In its yearly report on TB released on Thursday, the U.N. health agency said 1.5 million people worldwide died of the bacterial disease last year, a slight rise from the 1.4 million deaths in 2019. Evidence of the ancient disease has been found in Egyptian mummies and it’s believed to have killed more people in history than any other infectious illness; TB routinely kills more people every year than AIDS and malaria.

The WHO also said far fewer people were newly diagnosed with TB in 2020; 5.8 million versus 7.1 million in 2019. The agency also estimates that about 4 million people suffer from TB but have yet to be diagnosed, a rise from 2.9 million people the previous year.

The disease is caused by a bacterium that often infects the lungs and is highly transmissible when those sickened by it cough or sneeze. About one quarter of the world’s population has a latent TB infection, meaning they carry the bacterium, but haven’t become ill and can’t transmit it. Those who harbor the bacterium have a 5 to 10% chance of eventually developing TB.
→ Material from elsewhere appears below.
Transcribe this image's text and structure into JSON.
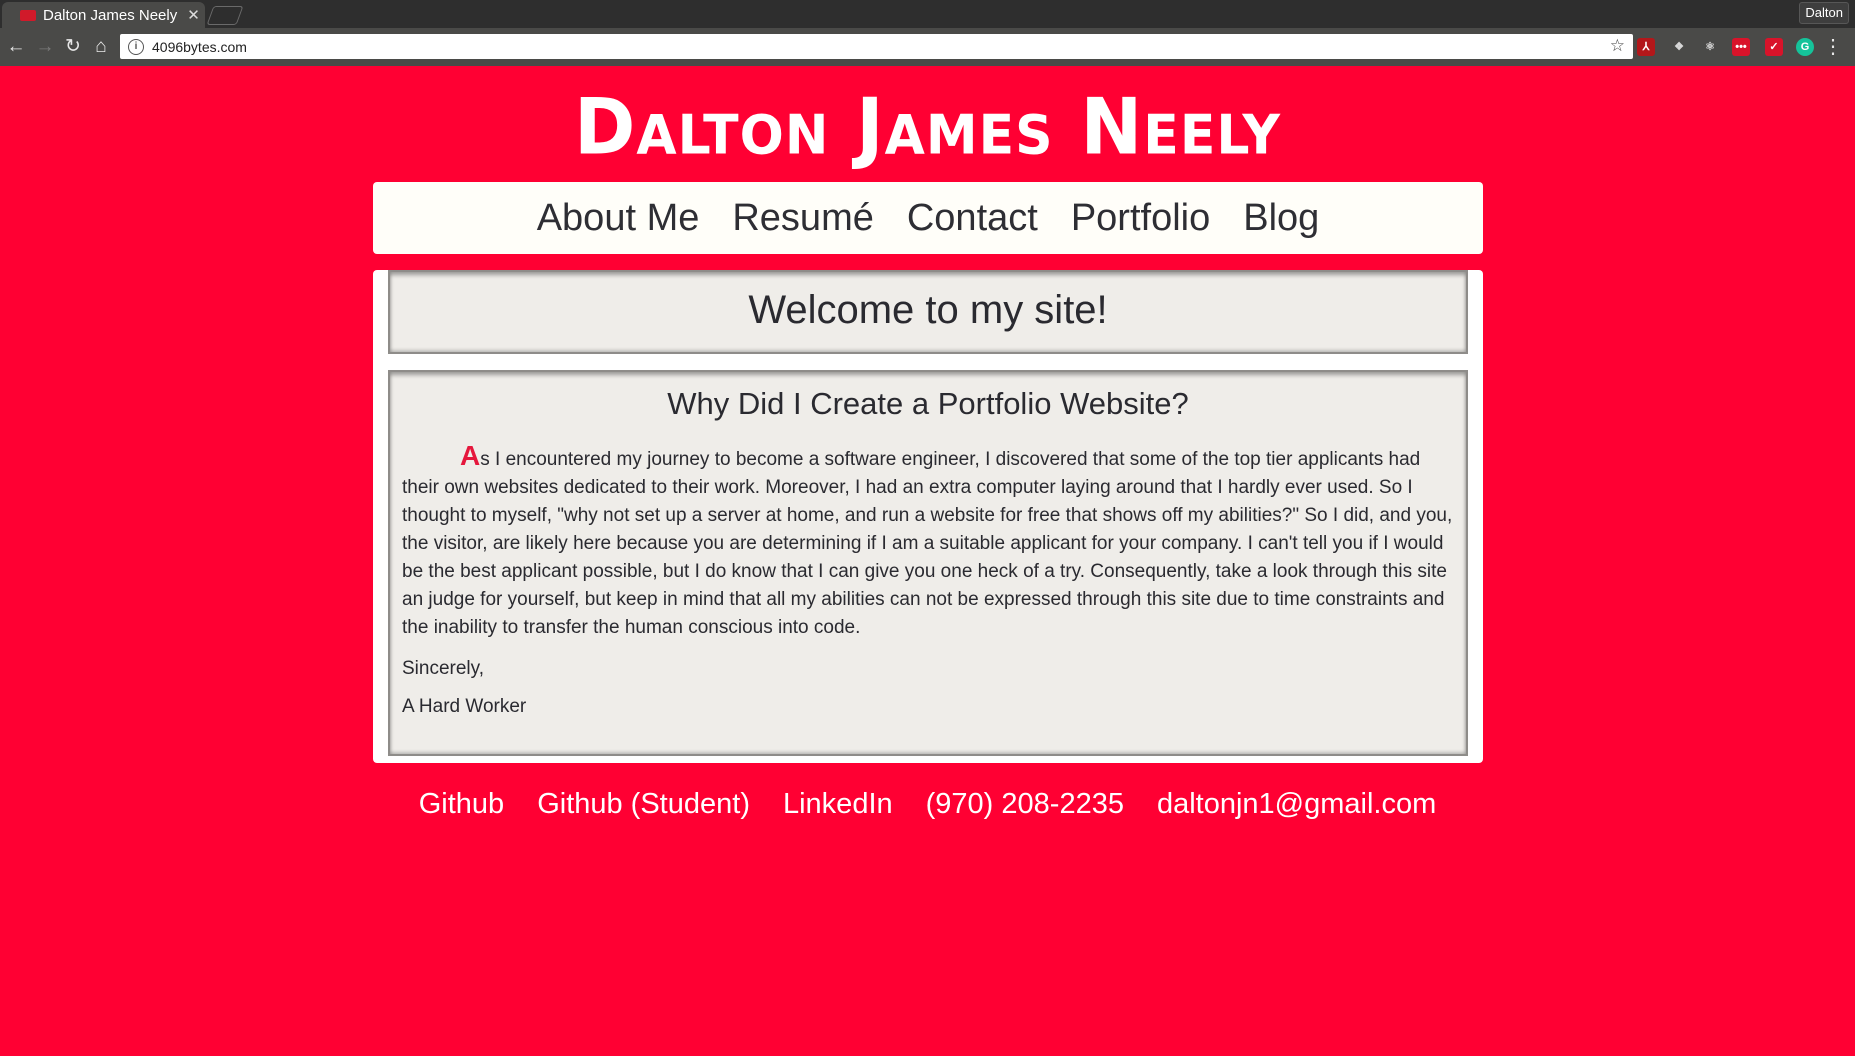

The disease is treatable if caught early, but drug-resistant versions have complicated treatment efforts and scientists are increasingly worried the bacterium will soon outpace available medicines. The countries with the highest numbers of TB cases include India, China, Indonesia, the Philippines, Nigeria, Bangladesh and South Africa.

“We cannot accept that year after year, 1.5 million people die from the curable disease TB because they do not have access to the diagnostics and drugs that can save their lives,” said Stijn Deborggraev, diagnostics adviser for Doctors Without Borders’ Access campaign. In a statement, Deborggraev said access to testing was limited in many countries with high numbers of TB patients because they depend on tests made by the American company Cepheid, which he claimed was overcharging poorer countries for their tests.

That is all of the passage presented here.